A TTIP commitment to curb future Buy American requirements would set a new standard for procurement agreements.
As noted in a recent post, the Transatlantic Trade and Investment Partnership (TTIP) will need to raise the bar on procurement commitments in order to achieve real success. That post presented the idea that the United States and the European Union could expand their current commitments by exchanging comprehensive coverage of federal/central government entities, using a positive list to define their coverage of services, adding build-operate-transfer projects and public works concessions, and possibly extending their sub-central coverage. That would be a respectable result, but it may not be sufficient to make the TTIP a new model for procurement agreements.
The U.S. could contribute to a new model with a TTIP commitment to curtail the scope and application of future Buy American requirements. The area that is particularly ripe for such action is federal funding of state and local government projects. Increasingly, federal funding of sub-federal projects requires the use of U.S.-made iron, steel and manufactured goods. These requirements had been primarily applied to highway, railway, transit and airport projects until Congress enacted the stimulus package at the beginning of the Obama administration. The American Recovery and Reinvestment Act of 2009 (ARRA) imposed, for the first time, a Buy American requirement on a wide array of public projects.
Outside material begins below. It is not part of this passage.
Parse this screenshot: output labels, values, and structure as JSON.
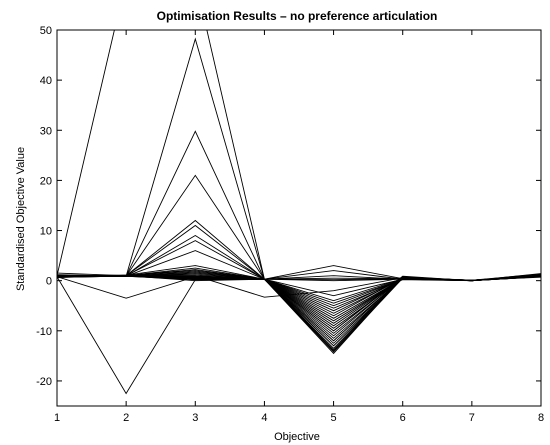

The EU, which was a harsh critic of the ARRA requirement, has cited removal of domestic preferences as one of its primary goals in the TTIP procurement negotiations. To respond to the EU request, the U.S. could agree to not apply any new Buy American requirements attached to federal funding for state and local governments to EU goods or suppliers. This would represent a major concession by the U.S. Not only has it never agreed to any restrictions on future funding, it has seldom even excluded trading partners from existing requirements, as described in an earlier post.
While an agreement to exclude EU suppliers from any new Buy American requirements may be difficult to obtain, it would be more likely than a roll-back of the domestic content requirements that apply to railway and transit projects. Those measures are strongly supported by the iron and steel industry and have had broad Congressional support.
To gain the necessary support from both the Administration and the Congress to curb the application of new Buy American requirements, the EU would have to make a significant offer in procurement, or perhaps some other element of the TTIP negotiations. It is questionable whether a EU commitment to give the U.S. rights to the procurement of services by its sub-central entities, which the EU withholds under the WTO Government Procurement Agreement, would be considered a sufficient exchange since U.S. firms already have de facto access to such procurement.
Seeking a significant concession from the EU in exchange for a bar against future Buy American requirements would set an important precedent for other negotiations. One trading partner that would have a strong interest in such a TTIP outcome is Canada, which is seeking a similar commitment in the Trans-Pacific Partnership (TPP) negotiations. But, given the overall objective of the TPP negotiations — of bringing the procurement of all 12 parties to a comparable level of openness, it would not likely be a forum for a major new US commitment. Canada, however, might be able to seek a similar commitment under its 2010 bilateral agreement with the U.S.
To develop a new standard for procurement agreements, the U.S. should consider curtailing Buy American requirements in TTIP.